Lara colocó la bandeja del desayuno frente al asiento vacío de Alice, que aún dormía, al contrario que el resto de los Collingwood. Lara apenas había coincidido con ellos un par de ocasiones, pero había sido suficiente para darse cuenta de que algo no iba bien dentro de aquella familia. En aquel momento, el señor Collingwood leía el periódico mientras su mujer sorbía su té con delicadeza. Ninguno de ellos le había dirigido una sola palabra desde que trabajaba allí. Parecían... tensos, como si todo estuviera a punto de saltar por los aires. Tal vez esa situación tuviera algo que ver con la oferta de Alice.

De todas formas, en la mansión de los Collingwood se respiraba una tranquilidad con la que Lara jamás habría osado soñar. Sabía que le iba a tomar más de un par de semanas acostumbrarse a la sensación, sobre todo cuando el fantasma de Diego parecía habitar cada rincón de su vida.

Diego. Por primera vez en mucho tiempo, quiso saber dónde estaría, si seguiría allí donde le había dejado, si habría sido capaz de olvidarse de ella, si la habría perdonado.
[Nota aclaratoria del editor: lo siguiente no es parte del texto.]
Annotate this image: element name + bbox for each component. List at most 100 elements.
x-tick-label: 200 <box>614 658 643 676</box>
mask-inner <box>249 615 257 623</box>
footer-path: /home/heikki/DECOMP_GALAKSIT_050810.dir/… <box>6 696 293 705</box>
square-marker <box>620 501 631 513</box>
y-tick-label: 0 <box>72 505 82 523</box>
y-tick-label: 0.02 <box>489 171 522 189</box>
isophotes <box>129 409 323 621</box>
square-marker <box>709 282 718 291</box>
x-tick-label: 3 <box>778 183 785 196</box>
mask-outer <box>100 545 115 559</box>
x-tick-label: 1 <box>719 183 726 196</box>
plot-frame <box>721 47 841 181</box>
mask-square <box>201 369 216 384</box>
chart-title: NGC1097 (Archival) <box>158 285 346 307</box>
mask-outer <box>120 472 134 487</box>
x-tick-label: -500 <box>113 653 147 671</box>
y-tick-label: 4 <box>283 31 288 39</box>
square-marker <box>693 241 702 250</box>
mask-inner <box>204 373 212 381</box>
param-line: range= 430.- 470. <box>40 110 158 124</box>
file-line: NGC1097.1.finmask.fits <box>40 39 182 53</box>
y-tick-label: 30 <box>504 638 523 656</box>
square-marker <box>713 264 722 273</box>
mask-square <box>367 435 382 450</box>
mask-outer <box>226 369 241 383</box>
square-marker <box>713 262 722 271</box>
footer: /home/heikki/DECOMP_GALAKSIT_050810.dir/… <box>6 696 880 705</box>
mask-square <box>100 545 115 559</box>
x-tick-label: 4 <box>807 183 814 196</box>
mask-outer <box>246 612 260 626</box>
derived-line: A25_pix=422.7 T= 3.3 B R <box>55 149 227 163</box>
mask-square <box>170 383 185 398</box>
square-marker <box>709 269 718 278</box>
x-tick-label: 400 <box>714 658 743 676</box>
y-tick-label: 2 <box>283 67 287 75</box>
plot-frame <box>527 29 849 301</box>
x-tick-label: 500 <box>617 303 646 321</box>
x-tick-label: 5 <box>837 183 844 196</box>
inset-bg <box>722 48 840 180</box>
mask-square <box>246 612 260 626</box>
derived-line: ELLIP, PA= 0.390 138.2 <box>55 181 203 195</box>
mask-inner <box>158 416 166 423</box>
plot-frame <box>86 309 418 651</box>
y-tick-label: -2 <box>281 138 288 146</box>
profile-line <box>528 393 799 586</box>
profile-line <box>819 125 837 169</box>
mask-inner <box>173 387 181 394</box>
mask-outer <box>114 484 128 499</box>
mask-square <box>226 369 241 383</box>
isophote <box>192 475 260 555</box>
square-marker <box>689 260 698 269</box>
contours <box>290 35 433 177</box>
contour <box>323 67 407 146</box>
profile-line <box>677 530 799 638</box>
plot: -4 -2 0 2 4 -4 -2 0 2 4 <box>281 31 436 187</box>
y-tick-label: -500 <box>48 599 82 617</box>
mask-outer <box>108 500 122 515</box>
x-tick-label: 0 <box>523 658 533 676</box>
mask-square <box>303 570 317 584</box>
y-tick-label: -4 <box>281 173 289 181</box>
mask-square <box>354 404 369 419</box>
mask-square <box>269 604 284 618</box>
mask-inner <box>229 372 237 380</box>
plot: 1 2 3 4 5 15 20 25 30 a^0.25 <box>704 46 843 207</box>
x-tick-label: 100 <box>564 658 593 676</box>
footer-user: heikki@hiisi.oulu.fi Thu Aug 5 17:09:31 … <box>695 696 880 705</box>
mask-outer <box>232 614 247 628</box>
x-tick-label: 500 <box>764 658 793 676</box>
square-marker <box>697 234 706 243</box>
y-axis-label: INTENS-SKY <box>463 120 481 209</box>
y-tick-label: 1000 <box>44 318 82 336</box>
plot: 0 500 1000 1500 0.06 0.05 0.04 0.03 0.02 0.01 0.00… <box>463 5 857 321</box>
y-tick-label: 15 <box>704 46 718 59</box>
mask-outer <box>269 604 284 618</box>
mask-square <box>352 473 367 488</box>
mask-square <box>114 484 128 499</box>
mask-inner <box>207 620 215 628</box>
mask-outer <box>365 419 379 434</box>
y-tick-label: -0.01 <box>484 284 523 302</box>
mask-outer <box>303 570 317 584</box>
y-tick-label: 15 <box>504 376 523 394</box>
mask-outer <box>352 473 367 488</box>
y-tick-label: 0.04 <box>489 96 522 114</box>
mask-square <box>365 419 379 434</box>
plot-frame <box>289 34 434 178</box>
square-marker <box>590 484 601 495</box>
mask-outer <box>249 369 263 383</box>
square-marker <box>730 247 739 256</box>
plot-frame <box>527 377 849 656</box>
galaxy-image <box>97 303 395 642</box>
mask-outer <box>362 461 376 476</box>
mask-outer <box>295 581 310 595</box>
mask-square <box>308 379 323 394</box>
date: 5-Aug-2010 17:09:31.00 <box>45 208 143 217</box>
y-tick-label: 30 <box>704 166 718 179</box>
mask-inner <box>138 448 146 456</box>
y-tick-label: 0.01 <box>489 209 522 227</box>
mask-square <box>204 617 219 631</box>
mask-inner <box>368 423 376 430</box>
De alguna forma, la opción de ser inocente a ojos de su víctima no resultaba un alivio, sino una condena en la que ella se veía obligada a odiarse por los dos.

No, nunca sería capaz de dejar el pasado atrás.

Necesitó un solo fruncimiento de labios por parte de la señora Collingwood, un gesto al que se había acostumbrado, para saber que su presencia allí no era ya más que una molestia. Se retiró de su puesto con una inclinación de cabeza. Caminó por los pasillos de la mansión Collingwood, situada en una de las zonas más adineradas de Londres. Cabizbaja como iba, no pudo evitar chocar de bruces contra alguien al girar una esquina. Un alguien que fijó en ella unos ojos azules parecidos a los de su Diego que le provocaron un escalofrío.

Delilah Collingwood inclinó la cabeza a un lado y la analizó de arriba abajo con genuina curiosidad. Más allá de eso, su rostro se mantuvo impertérrito y Lara tuvo que llevarse una mano a la nuca para limpiar una gota de sudor que comenzaba a resbalarse. Alice iba a asesinarla y se lo tendría bien merecido. Le había dicho que ni se le ocurriera acercarse a su hermana por lo menos diez veces desde que la había contratado. Iba a cortarla en pedacitos y después iba a dar su carne a las ratas que alguna vez había visto por la escuela. Al fin, Delilah comenzó a esbozar una sonrisa con una lentitud calculadora. ¿Qué estaba pensando?